Моя гениальная подруга | страница 73



16

Лила была злая: в глубине души я в этом не сомневалась. Она показала, что может не только ранить человека словом, но, если надо, без колебаний убить, хотя меня эти ее способности занимали меньше всего. Скоро на свободу, твердила я себе, вырвется нечто куда более опасное. В голове упорно вертелось слово «колдунья», пришедшее из детских сказок. Но, какой бы детской ни казалась эта мысль, под ней лежали довольно прочные основания. Лила действительно умела наводить на людей чары, умела их приворожить, что было и приятно, и опасно; понемногу догадываться об этом начала не только я, знавшая ее с первого класса, но и все остальные.

Ближе к концу лета у Лилы пошли постоянные ссоры с Рино: когда он выбирался за пределы квартала — в пиццерию или просто погулять, — за ним пыталась увязаться и сестра. Но Рино хотелось иногда побыть одному. Он тоже изменился — Лила пробудила в нем фантазии и надежды. Но смотреть на него и слушать, что он говорит, становилось все неприятнее. Он все чаще хвастался, по поводу и без повода повторял, какой он мастер и как скоро разбогатеет. «Немного удачи — и я надеру Солара задницу», — твердил он, и сам млел от этих слов. Разумеется, он позволял себе отпускать подобные фразочки, только если рядом не было сестры. При ней он терялся, мычал что-то невразумительное, а больше молчал. Он знал, что Лила его осуждает, как будто таким своим поведением он предавал их секретный замысел; потому-то он и отказывался брать ее с собой: они и так целые дни проводили вместе в мастерской. Он сбегал от Лилы и шел гулять с дружками, надутый как павлин, хотя иногда все же поддавался на ее уговоры.

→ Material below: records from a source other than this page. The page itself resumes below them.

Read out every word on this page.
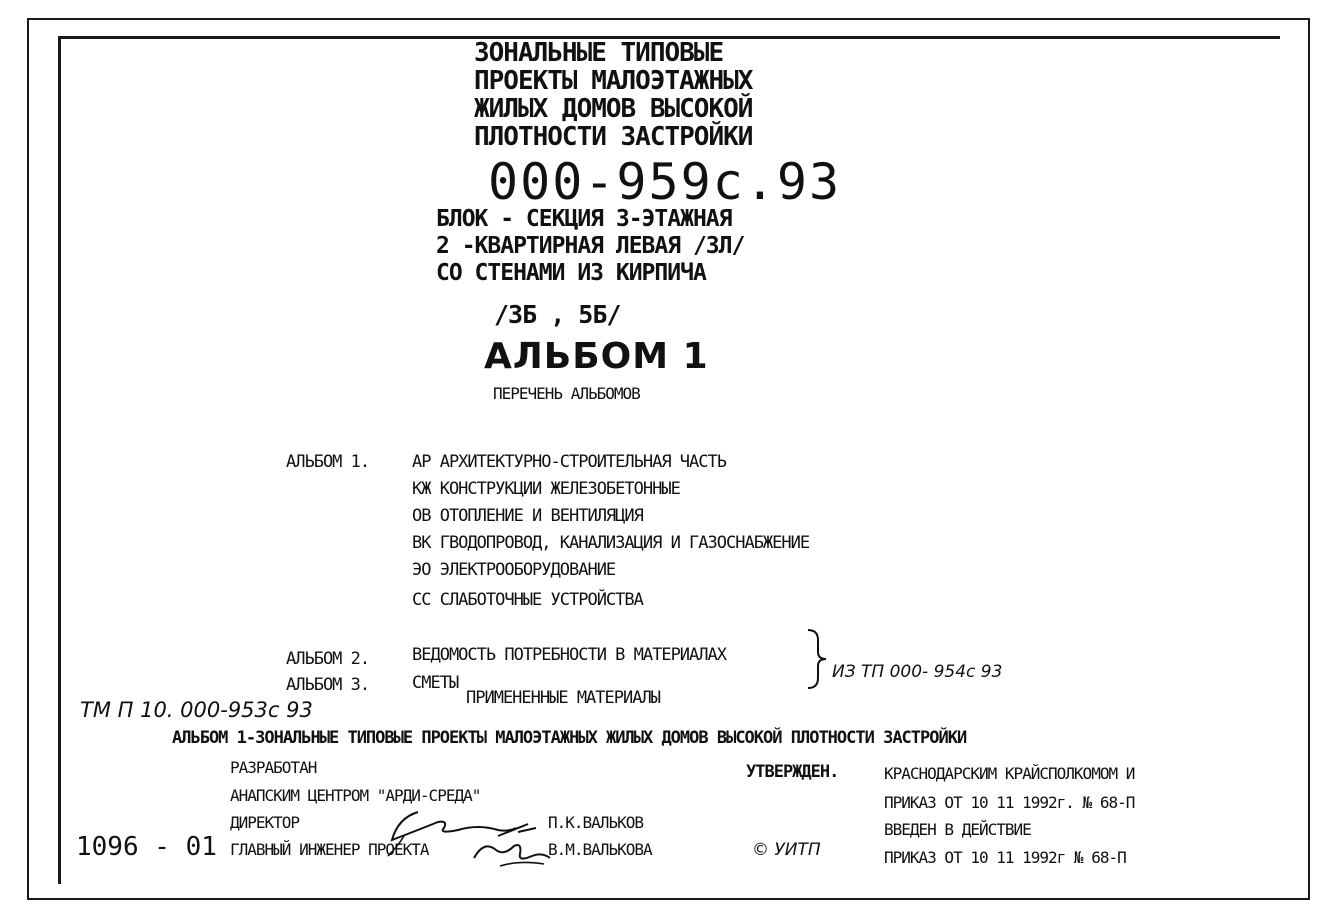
ЗОНАЛЬНЫЕ ТИПОВЫЕ
ПРОЕКТЫ МАЛОЭТАЖНЫХ
ЖИЛЫХ ДОМОВ ВЫСОКОЙ
ПЛОТНОСТИ ЗАСТРОЙКИ
000-959c.93
БЛОК - СЕКЦИЯ 3-ЭТАЖНАЯ
2 -КВАРТИРНАЯ ЛЕВАЯ /3Л/
СО СТЕНАМИ ИЗ КИРПИЧА
/3Б , 5Б/
АЛЬБОМ 1
ПЕРЕЧЕНЬ АЛЬБОМОВ
АЛЬБОМ 1.	АР АРХИТЕКТУРНО-СТРОИТЕЛЬНАЯ ЧАСТЬ
КЖ КОНСТРУКЦИИ ЖЕЛЕЗОБЕТОННЫЕ
ОВ ОТОПЛЕНИЕ И ВЕНТИЛЯЦИЯ
ВК ГВОДОПРОВОД, КАНАЛИЗАЦИЯ И ГАЗОСНАБЖЕНИЕ
ЭО ЭЛЕКТРООБОРУДОВАНИЕ
СС СЛАБОТОЧНЫЕ УСТРОЙСТВА
АЛЬБОМ 2.	ВЕДОМОСТЬ ПОТРЕБНОСТИ В МАТЕРИАЛАХ
АЛЬБОМ 3.	СМЕТЫ
ИЗ ТП 000- 954c 93
ПРИМЕНЕННЫЕ МАТЕРИАЛЫ
ТМ П 10. 000-953c 93
АЛЬБОМ 1-ЗОНАЛЬНЫЕ ТИПОВЫЕ ПРОЕКТЫ МАЛОЭТАЖНЫХ ЖИЛЫХ ДОМОВ ВЫСОКОЙ ПЛОТНОСТИ ЗАСТРОЙКИ
РАЗРАБОТАН
АНАПСКИМ ЦЕНТРОМ "АРДИ-СРЕДА"
ДИРЕКТОР	П.К.ВАЛЬКОВ
ГЛАВНЫЙ ИНЖЕНЕР ПРОЕКТА	В.М.ВАЛЬКОВА
1096 - 01	© УИТП
УТВЕРЖДЕН.	КРАСНОДАРСКИМ КРАЙСПОЛКОМОМ И
ПРИКАЗ ОТ 10 11 1992г. № 68-П
ВВЕДЕН В ДЕЙСТВИЕ
ПРИКАЗ ОТ 10 11 1992г № 68-П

Однажды в воскресенье, после долгих обсуждений (Рино лично пришел к нам домой и великодушно взял на себя ответственность и за меня тоже), родители разрешили нам — ни больше ни меньше — гулять по вечерам. Мы увидели город, расцвеченный ярко освещенными вывесками, и его переполненные улицы, мы нанюхались вони протухшей на жаре рыбы и аппетитных запахов из дверей ресторанов, закусочных, баров и кондитерских, куда более богатых, чем заведение Солара. Не знаю, случалось ли Лиле до того вечера бывать в центре Неаполя — с братом и кем-нибудь еще. Если и так, то мне она, разумеется, ничего не рассказывала. Зато я помню, что на той прогулке она не проронила ни слова. Мы шли через площадь Гарибальди, и Лила все время отставала, засмотревшись то на чистильщика обуви, то на ярко накрашенную здоровенную тетку, то на хмурых мужчин, то на мальчишек. Она так пристально вглядывалась в людские лица, что многие хмыкали, а другие недоуменно пожимали плечами, словно спрашивали: «Чего тебе?» Я то и дело хватала ее за рукав и тянула за собой, боясь, что мы отстанем от Рино, Паскуале, Антонио, Кармелы и Ады и потеряемся.